The similarity of the first two strings `'Berlin, Germany'` and `'Berlin, Deutschland'` seems low:

In [3]:
fuzz.ratio(berlin[0], berlin[1])

65

## Partial string similarity

Inconsistent partial strings are a common problem. To get around this, fuzzywuzzy uses a heuristic called _best partial_.

In [4]:
fuzz.partial_ratio(berlin[0], berlin[1])

60

## Token sorting

In token sorting, the string in question is given a token, the tokens are sorted alphabetically and then reassembled into a string, for example:

In [5]:
fuzz.ratio(berlin[1], berlin[2])

48

In [6]:
fuzz.token_set_ratio(berlin[1], berlin[2])

100

## Further information

In [7]:
fuzz.ratio?

## Extract from a list

In [8]:
choices = ['Germany',
           'Deutschland',
           'France', 
           'United Kingdom',
           'Great Britain', 
           'United States']

In [9]:
process.extract('DE', choices, limit=2)

[('Deutschland', 90), ('Germany', 45)]

In [10]:
process.extract('Vereinigtes Königreich', choices)

[('United Kingdom', 51),
 ('United States', 41),
 ('Germany', 39),
 ('Great Britain', 35),
 ('Deutschland', 31)]

In [11]:
process.extractOne('frankreich', choices)

('France', 62)

In [12]:
process.extractOne('U.S.', choices)

('United States', 86)

## Known ports

FuzzyWuzzy is also ported to other languages!
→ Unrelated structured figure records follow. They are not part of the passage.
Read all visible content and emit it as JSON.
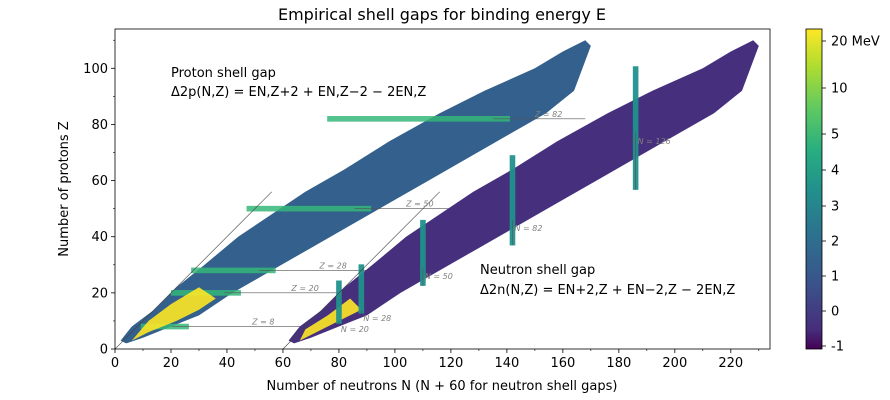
{
  "chart_data": {
    "type": "heatmap",
    "title": "Empirical shell gaps for binding energy E",
    "xlabel": "Number of neutrons N (N + 60 for neutron shell gaps)",
    "ylabel": "Number of protons Z",
    "xlim": [
      0,
      234
    ],
    "ylim": [
      0,
      114
    ],
    "x_ticks": [
      "0",
      "20",
      "40",
      "60",
      "80",
      "100",
      "120",
      "140",
      "160",
      "180",
      "200",
      "220"
    ],
    "y_ticks": [
      "0",
      "20",
      "40",
      "60",
      "80",
      "100"
    ],
    "annotations": {
      "proton_title": "Proton shell gap",
      "proton_formula": "Δ2p(N,Z) = EN,Z+2 + EN,Z−2 − 2EN,Z",
      "neutron_title": "Neutron shell gap",
      "neutron_formula": "Δ2n(N,Z) = EN+2,Z + EN−2,Z − 2EN,Z"
    },
    "proton_magic_labels": [
      {
        "label": "Z = 8",
        "z": 8,
        "x_text": 49
      },
      {
        "label": "Z = 20",
        "z": 20,
        "x_text": 63
      },
      {
        "label": "Z = 28",
        "z": 28,
        "x_text": 73
      },
      {
        "label": "Z = 50",
        "z": 50,
        "x_text": 104
      },
      {
        "label": "Z = 82",
        "z": 82,
        "x_text": 150
      }
    ],
    "neutron_magic_labels": [
      {
        "label": "N = 20",
        "n": 80,
        "z_text": 6
      },
      {
        "label": "N = 28",
        "n": 88,
        "z_text": 10
      },
      {
        "label": "N = 50",
        "n": 110,
        "z_text": 25
      },
      {
        "label": "N = 82",
        "n": 142,
        "z_text": 42
      },
      {
        "label": "N = 126",
        "n": 186,
        "z_text": 73
      }
    ],
    "colorbar": {
      "unit_label": "20 MeV",
      "ticks": [
        "10",
        "5",
        "4",
        "3",
        "2",
        "1",
        "0",
        "-1"
      ],
      "range": [
        -1,
        22
      ]
    },
    "colors": {
      "background_cells": "#33608c",
      "neutron_background": "#46307e",
      "gap_high": "#fde725",
      "gap_mid": "#35b779",
      "gap_low": "#21918c"
    }
  }
}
Here are some known ports:

* Java: [xpresso](https://github.com/WantedTechnologies/xpresso)
* Java: [xdrop fuzzywuzzy](https://github.com/xdrop/fuzzywuzzy)
* Rust: [fuzzyrusty](https://github.com/logannc/fuzzywuzzy-rs)
* JavaScript: [fuzzball.js](https://github.com/nol13/fuzzball.js)
* C++: [tmplt fuzzywuzzy](https://github.com/Tmplt/fuzzywuzzy)
* C#: [FuzzySharp](https://github.com/BoomTownRoi/BoomTown.FuzzySharp)
* Go: [go-fuzzywuzzy](https://github.com/paul-mannino/go-fuzzywuzzy)
* Pascal: [FuzzyWuzzy.pas](https://github.com/DavidMoraisFerreira/FuzzyWuzzy.pas)
* Kotlin: [FuzzyWuzzy-Kotlin](https://github.com/willowtreeapps/fuzzywuzzy-kotlin)
* R: [fuzzywuzzyR](https://github.com/mlampros/fuzzywuzzyR)